At 10pm Sunday on the Reverberation Stage, musicians tuned up, getting their levels right. Suddenly, an otherworldly, oscillating sound rose into the muggy night as jumbo jets flew overhead. Psychedelic guru Tommy Hall’s amplified jug – soundchecked! With that, the 13th Floor Elevators emerged from the mists of myth and legend and became flesh again.
Four mid-Sixties originators: Austin’s yowling shaman Roky Erickson, deep bass throb Ronnie Leatherman, steady beat John Ike Walton, and Hall, seated next to Erickson. Three ringers accompany: Fred Mitchim holds down rhythm guitar, Erickson’s son Jegar handles background vox and occasional harmonica, and Jegar’s Hounds of Baskerville bandmate Eli Southard subbs expertly for late lead guitarist Stacy Sutherland.

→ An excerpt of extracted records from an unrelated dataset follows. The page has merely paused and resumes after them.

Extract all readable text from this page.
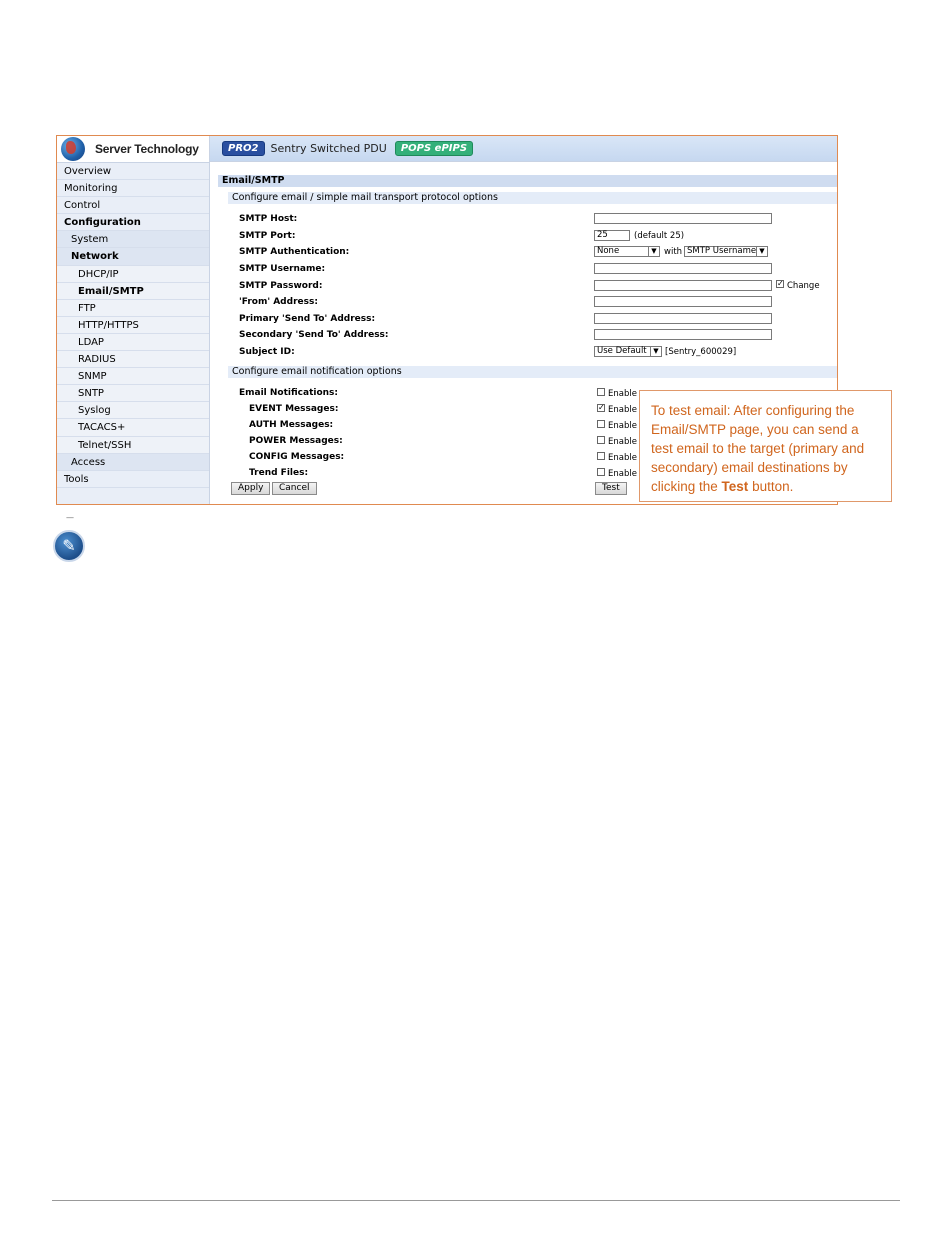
Server Technology
Overview
Monitoring
Control
Configuration
System
Network
DHCP/IP
Email/SMTP
FTP
HTTP/HTTPS
LDAP
RADIUS
SNMP
SNTP
Syslog
TACACS+
Telnet/SSH
Access
Tools
PRO2	Sentry Switched PDU	POPS ePIPS
Email/SMTP
Configure email / simple mail transport protocol options
SMTP Host:
SMTP Port:	25	(default 25)
SMTP Authentication:	None	▼ with SMTP Username ▼
SMTP Username:
SMTP Password:	✓ Change
'From' Address:
Primary 'Send To' Address:
Secondary 'Send To' Address:
Subject ID:	Use Default ▼ [Sentry_600029]
Configure email notification options
Email Notifications:	Enable
EVENT Messages:	✓ Enable
AUTH Messages:	Enable
POWER Messages:	Enable
CONFIG Messages:	Enable
Trend Files:	Enable
Apply	Cancel	Test
To test email: After configuring the Email/SMTP page, you can send a test email to the target (primary and secondary) email destinations by clicking the Test button.
—
✎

Eleven songs follow in exactly 50 minutes, all drawn from the band’s first two albums, The Psychedelic Sounds of the 13th Floor Elevators (1966) and Easter Everywhere (1967). Commencing raggedly with the latter’s “She Lives (In a Time of Her Own),” the former’s “Fire Engine” follows smoother but with an acidic edge. Hall’s jug snakes sonically above the thickening aural fray in a manner that the band’s original producer Lelan Rogers would’ve endorsed.
He felt that skin-crawling sound should be the group’s most prominent recorded element.
The mix evens out in time for the strut of “Tried to Hide.” Curiosity seekers thin out, leaving undoubtedly the largest audience the 13th Floor Elevators played to before collapsing well before Altamont brought the love and peace decade to a murderous end. Come the lysergic R&B of “Levitation,” hipster hippies revive Woodstock dances learned from DVDs.
“Splash One” emanates gentle Zen waves. Erickson’s raw yawp hits the notes, golden purity replaced by a survivor’s scarred authenticity. “Reverberation (Doubt)” and “Roller Coaster” shriek next, Southard unleashing trebly sheets of heavily reverberated tremolo – Hall’s whooping whoosh delivering a concussive wallop.
Jegar skirts back onstage and whispers in his father’s ear, the elder asking “Now?” before all members exit without having unleashed “You’re Gonna Miss Me,” written by an 18-year-old Roky Erickson in the Spades before the Elevators perfected it. Minutes later, it becomes the sole encore. Pogoing erupts – people holler.
So right, and then it’s done. The band gathers stage front, basking in the afterglow. Walton removes his wide white Stetson and crowns Roky with it.
No one can believe what they just saw and heard, likely not even the 13th Floor Elevators.